THE MEDIAN ISN’T THE MESSAGE

by Stephen Jay Gould

PREFATORY NOTE

by Steve Dunn

Stephen Jay Gould was an influential evolutionary biologist who taught at Harvard University. He was the author of at least ten popular books on evolution, and science, including, among others, The Flamingo’s Smile, The Mismeasure of Man, Wonderful Life, and Full House.

As far as I’m concerned, Gould’s The Median Isn’t the Message is the wisest, most humane thing ever written about cancer and statistics. It is the antidote both to those who say that, “the statistics don’t matter,” and to those who have the unfortunate habit of pronouncing death sentences on patients who face a difficult prognosis. Anyone who researches the medical literature will confront the statistics for their disease. Anyone who reads this will be armed with reason and with hope. The Median Isn’t the Message is reproduced here by permission of the author.

THE MEDIAN ISN’T THE MESSAGE

by Stephen Jay Gould

My life has recently intersected, in a most personal way, two of Mark Twain’s famous quips. One I shall defer to the end of this essay. The other (sometimes attributed to Disraeli), identifies three species of mendacity, each worse than the one before – lies, damned lies, and statistics.

Consider the standard example of stretching the truth with numbers – a case quite relevant to my story. Statistics recognizes different measures of an “average,” or central tendency. The mean is our usual concept of an overall average – add up the items and divide them by the number of sharers (100 candy bars collected for five kids next Halloween will yield 20 for each in a just world). The median, a different measure of central tendency, is the half-way point. If I line up five kids by height, the median child is shorter than two and taller than the other two (who might have trouble getting their mean share of the candy). A politician in power might say with pride, “The mean income of our citizens is $15,000 per year.” The leader of the opposition might retort, “But half our citizens make less than $10,000 per year.” Both are right, but neither cites a statistic with impassive objectivity. The first invokes a mean, the second a median. (Means are higher than medians in such cases because one millionaire may outweigh hundreds of poor people in setting a mean; but he can balance only one mendicant in calculating a median).

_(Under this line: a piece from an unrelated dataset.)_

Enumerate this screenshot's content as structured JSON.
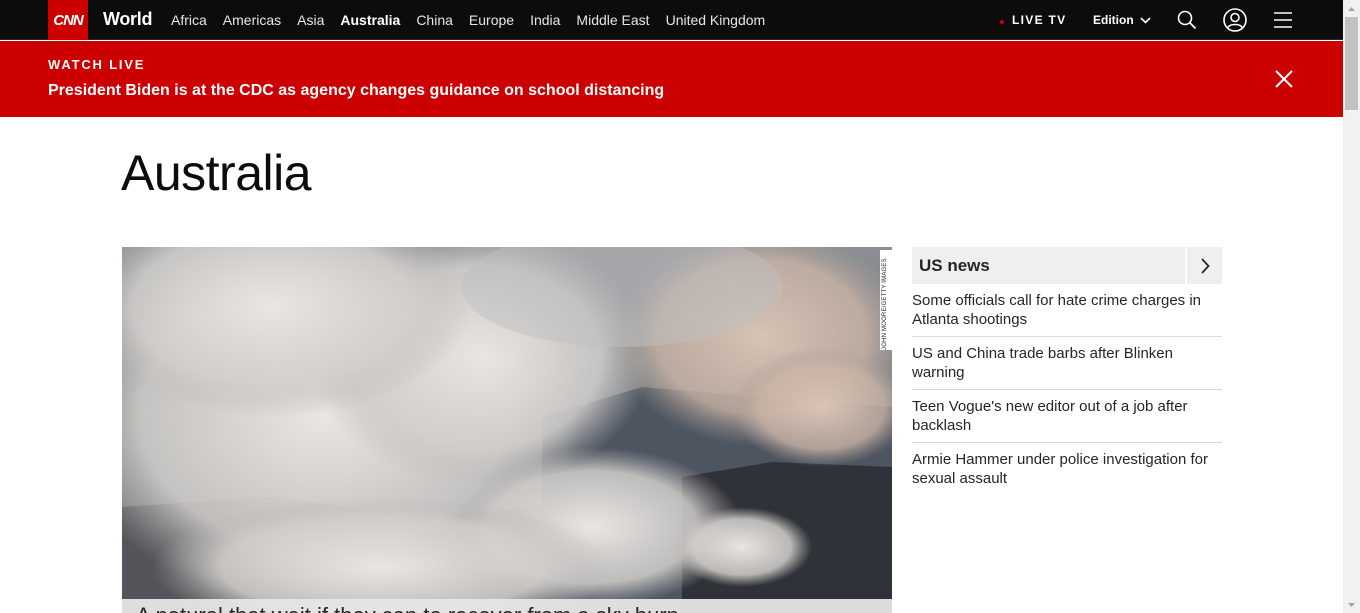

The larger issue that creates a common distrust or contempt for statistics is more troubling. Many people make an unfortunate and invalid separation between heart and mind, or feeling and intellect. In some contemporary traditions, abetted by attitudes stereotypically centered on Southern California, feelings are exalted as more “real” and the only proper basis for action – if it feels good, do it – while intellect gets short shrift as a hang-up of outmoded elitism. Statistics, in this absurd dichotomy, often become the symbol of the enemy. As Hilaire Belloc wrote, “Statistics are the triumph of the quantitative method, and the quantitative method is the victory of sterility and death.”

This is a personal story of statistics, properly interpreted, as profoundly nurturant and life-giving. It declares holy war on the downgrading of intellect by telling a small story about the utility of dry, academic knowledge about science. Heart and head are focal points of one body, one personality.

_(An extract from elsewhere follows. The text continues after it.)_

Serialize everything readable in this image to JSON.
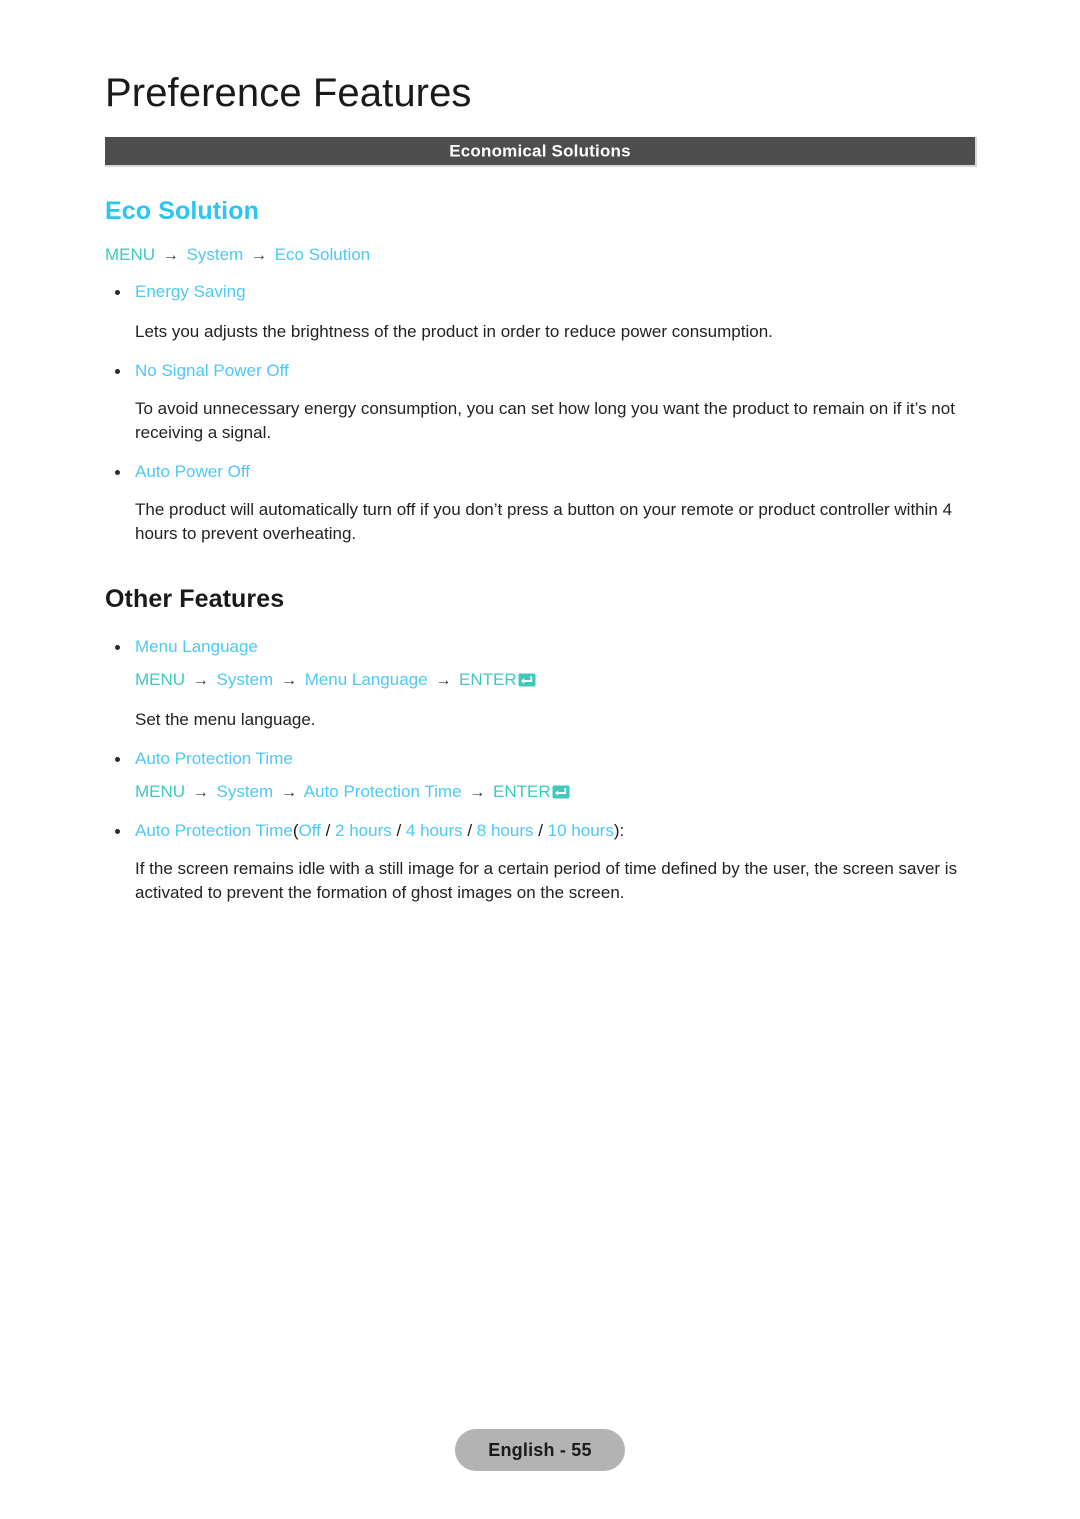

In July 1982, I learned that I was suffering from abdominal mesothelioma, a rare and serious cancer usually associated with exposure to asbestos. When I revived after surgery, I asked my first question of my doctor and chemotherapist: “What

is the best technical literature about mesothelioma?” She replied, with a touch of diplomacy (the only departure she has ever made from direct frankness), that the medical literature contained nothing really worth reading.

Of course, trying to keep an intellectual away from literature works about as well as recommending chastity to Homo sapiens, the sexiest primate of all. As soon as I could walk, I made a beeline for Harvard’s Countway medical library and punched mesothelioma into the computer’s bibliographic search program. An hour later, surrounded by the latest literature on abdominal mesothelioma, I realized with a gulp why my doctor had offered that humane advice. The literature couldn’t have been more brutally clear: mesothelioma is incurable, with a median mortality of only eight months after discovery. I sat stunned for about fifteen minutes, then smiled and said to myself: so that’s why they didn’t give me anything to read. Then my mind started to work again, thank goodness.

If a little learning could ever be a dangerous thing, I had encountered a classic example. Attitude clearly matters in fighting cancer. We don’t know why (from my old-style materialistic perspective, I suspect that mental states feed back upon the immune system). But match people with the same cancer for age, class, health, socioeconomic status, and, in general, those with positive attitudes, with a strong will and purpose for living, with commitment to struggle, with an active response to aiding their own treatment and not just a passive acceptance of anything doctors say, tend to live longer. A few months later I asked Sir Peter Medawar, my personal scientific guru and a Nobelist in immunology, what the best prescription for success against cancer might be. “A sanguine personality,” he replied. Fortunately (since one can’t reconstruct oneself at short notice and for a definite purpose), I am, if anything, even-tempered and confident in just this manner.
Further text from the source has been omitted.